New EU Net Rules Set To Make Cookies Crumble

NickstaDB writes "From the BBC article: 'From 25 May, European laws dictate that "explicit consent" must be gathered from web users who are being tracked via text files called "cookies." These files are widely used to help users navigate faster around sites they visit regularly. Businesses are being urged to sort out how they get consent so they can keep on using cookies.'"

They will just bury it

[Anonymous Coward]

They will just bury such "consent" in the EULA, privacy policy, terms and conditions, legal notices, and other such crud that no one reads.

Re:Thanks EU

[plover]

Great - what the internet needs is more regulation.

Thanks EU.

I think that's exactly what America needs: more EU regulation. We'll just host their sites over here, because we don't have to comply with their stupid laws.

Re:Clue stick

[Malc]

I couldn't give a rat's arse how much it costs sites to comply. I'm glad somebody with sufficient authority is looking out for my privacy, because it's hard enough to do it by myself. Cookies have been a fundamental feature of the web for a long time as a way to make the web a better experience for users, but I certainly didn't ask advertisers et al to abuse this functionality for things that aren't in my interest.

Re:Thanks EU

[DarwinSurvivor]

HAHAHA. Says the guy who's country created the patriot act! American VPS companies have been losing lots of money because people don't want to put their data on a server in a country where the government can just go "This server is running on the same hardware as someone who MAY have sent a secret message to someone in IRAQ with a picture of a child, thus we are confiscating everything!"

Re:They will just bury it

[Anonymous Coward]

Data protection legislation in the EU requires that explicit consent is given. That means clear, unambiguous, and upfront consent. You can't hide it in a blizzard of tick boxes or EULAs. Defaulting options to give consent won't work either.

Big business might try tor rely on a "permissive environment" of weak national regulators but the EU commission takes these things seriously. After stunts like data loss and Phorm they're wise to the tricks. Any wiseguy is just going to get their ass handed to them.
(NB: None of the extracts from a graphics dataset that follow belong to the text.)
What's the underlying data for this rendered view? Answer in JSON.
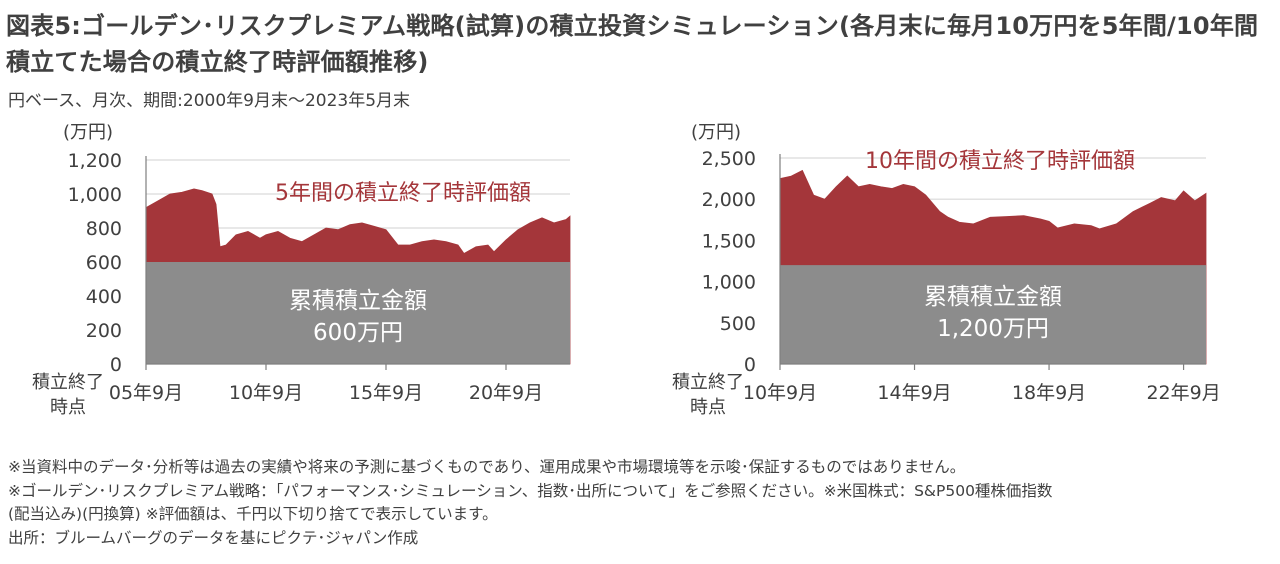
{
  "title": "図表5:ゴールデン･リスクプレミアム戦略(試算)の積立投資シミュレーション(各月末に毎月10万円を5年間/10年間積立てた場合の積立終了時評価額推移)",
  "subtitle": "円ベース、月次、期間:2000年9月末～2023年5月末",
  "colors": {
    "evaluation": "#A4363A",
    "accumulated": "#8C8C8C",
    "grid": "#D9D9D9",
    "text": "#404040"
  },
  "chart_data": [
    {
      "type": "area",
      "unit_label": "(万円)",
      "xlabel": "積立終了時点",
      "ylim": [
        0,
        1200
      ],
      "yticks": [
        0,
        200,
        400,
        600,
        800,
        1000,
        1200
      ],
      "ytick_labels": [
        "0",
        "200",
        "400",
        "600",
        "800",
        "1,000",
        "1,200"
      ],
      "xlim": [
        "2005-09",
        "2023-05"
      ],
      "xticks": [
        "2005-09",
        "2010-09",
        "2015-09",
        "2020-09"
      ],
      "xtick_labels": [
        "05年9月",
        "10年9月",
        "15年9月",
        "20年9月"
      ],
      "series": [
        {
          "name": "5年間の積立終了時評価額",
          "x": [
            "2005-09",
            "2006-03",
            "2006-09",
            "2007-03",
            "2007-09",
            "2008-01",
            "2008-06",
            "2008-08",
            "2008-10",
            "2009-01",
            "2009-06",
            "2009-12",
            "2010-06",
            "2010-09",
            "2011-03",
            "2011-09",
            "2012-03",
            "2012-09",
            "2013-03",
            "2013-09",
            "2014-03",
            "2014-09",
            "2015-03",
            "2015-09",
            "2016-03",
            "2016-09",
            "2017-03",
            "2017-09",
            "2018-03",
            "2018-09",
            "2018-12",
            "2019-06",
            "2019-12",
            "2020-03",
            "2020-09",
            "2021-03",
            "2021-09",
            "2022-03",
            "2022-09",
            "2023-03",
            "2023-05"
          ],
          "values": [
            920,
            960,
            1000,
            1010,
            1030,
            1020,
            1000,
            940,
            690,
            700,
            760,
            780,
            740,
            760,
            780,
            740,
            720,
            760,
            800,
            790,
            820,
            830,
            810,
            790,
            700,
            700,
            720,
            730,
            720,
            700,
            650,
            690,
            700,
            660,
            730,
            790,
            830,
            860,
            830,
            850,
            870
          ]
        },
        {
          "name": "累積積立金額",
          "label": "600万円",
          "constant": 600
        }
      ]
    },
    {
      "type": "area",
      "unit_label": "(万円)",
      "xlabel": "積立終了時点",
      "ylim": [
        0,
        2500
      ],
      "yticks": [
        0,
        500,
        1000,
        1500,
        2000,
        2500
      ],
      "ytick_labels": [
        "0",
        "500",
        "1,000",
        "1,500",
        "2,000",
        "2,500"
      ],
      "xlim": [
        "2010-09",
        "2023-05"
      ],
      "xticks": [
        "2010-09",
        "2014-09",
        "2018-09",
        "2022-09"
      ],
      "xtick_labels": [
        "10年9月",
        "14年9月",
        "18年9月",
        "22年9月"
      ],
      "series": [
        {
          "name": "10年間の積立終了時評価額",
          "x": [
            "2010-09",
            "2011-01",
            "2011-05",
            "2011-09",
            "2012-01",
            "2012-05",
            "2012-09",
            "2013-01",
            "2013-05",
            "2013-09",
            "2014-01",
            "2014-05",
            "2014-09",
            "2015-01",
            "2015-06",
            "2015-09",
            "2016-01",
            "2016-06",
            "2016-12",
            "2017-06",
            "2017-12",
            "2018-06",
            "2018-09",
            "2018-12",
            "2019-06",
            "2019-12",
            "2020-03",
            "2020-09",
            "2021-03",
            "2021-09",
            "2022-01",
            "2022-06",
            "2022-09",
            "2023-01",
            "2023-05"
          ],
          "values": [
            2250,
            2280,
            2350,
            2050,
            2000,
            2150,
            2280,
            2150,
            2180,
            2150,
            2130,
            2180,
            2150,
            2050,
            1850,
            1780,
            1720,
            1700,
            1780,
            1790,
            1800,
            1760,
            1730,
            1650,
            1700,
            1680,
            1640,
            1700,
            1850,
            1950,
            2020,
            1980,
            2100,
            1980,
            2070
          ]
        },
        {
          "name": "累積積立金額",
          "label": "1,200万円",
          "constant": 1200
        }
      ]
    }
  ],
  "notes": [
    "※当資料中のデータ･分析等は過去の実績や将来の予測に基づくものであり、運用成果や市場環境等を示唆･保証するものではありません。",
    "※ゴールデン･リスクプレミアム戦略：「パフォーマンス･シミュレーション、指数･出所について」をご参照ください。※米国株式：S&P500種株価指数",
    "(配当込み)(円換算) ※評価額は、千円以下切り捨てで表示しています。",
    "出所：ブルームバーグのデータを基にピクテ･ジャパン作成"
  ]
}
Re:Allowing cookies = consent?

[VortexCortex]

Some are arguing that allowing cookies in the browser is basically equivalent to giving your consent.

That sounds to me like implicit consent, while the EU requires explicit consent. Though I suppose asking permission once per site is enough - not every single visit. And after receiving such explicit permission the site may store a cookie on your computer indicating that they have that permission already.

Well, earlier today, I pasted this in my address bar:

javascript:void(document.cookie = "reminder=Don't forget:\n\tCover page for TPS report.");

Just now I pasted this in my address bar:

javascript: alert( document.cookie );

(Not a moment too soon -- I almost sent that report with the old cover sheet.)

That message was sent to every website I visited today. I know damn well they don't have my explicit permission to read the cookie headers that my browser sends them -- Especially not when they contain such important trade secrets. I'll report all the sites in my history post haste! In fact, YOU don't have explicit consent to be reading my notes either! I never gave you explicit consent, so I'm afraid I'll have to report you as well.

Hmm, I'm not sure, but I think that since I'm self employed part-time I might be in violation too! I didn't update the Cookie Consent Clause of my Explicit Permissions Form [europa.eu] to specify that my company has the explicit permission to track my thoughts throughout the day using text files & "magic-cookies".

I sure hope I don't get fined, I can never go back to the yellow sticky squares... not after that time they didn't get my explicit permission to record the doodles I made of my manager, and nearly got me fired by way of an unauthorized 3rd party doodle disclosure!

(When I complained Post-It admitted that paper and pens normally only have implied consent to record and redisplay information to anyone within reading / writing distance, and explicit consent is required in the EU. However the EULA on the shrink wrap that I thew away said that by opening the package I forfeit my right to consider marks made with my hands as information...)

Re:EU = make things harder

[lordholm]

Google requiring log-in = people start using bing (have they renamed it again yet?) / yahoo / altavista.
Really... this is what would happen.

I have seen plenty of people who, when encountering a log-in / register window, they just close the web-page and do something else. Come, to think of it, all sites requiring log-ins, would be a huge boost for productivity.

Re:They will just bury it

[andrea.sartori]

Yeah, sure, because a Yes/No guarantees the user has a) read the message, b) understood what this cookie stuff was, c) consciously clicked the "right" button.
Real world situation: "It asked me something." "What did ask what?" "Dunno, I just clicked OK."
Come on. 80% of the malware in the world is installed exactly after "gathering explicit consent from Web users".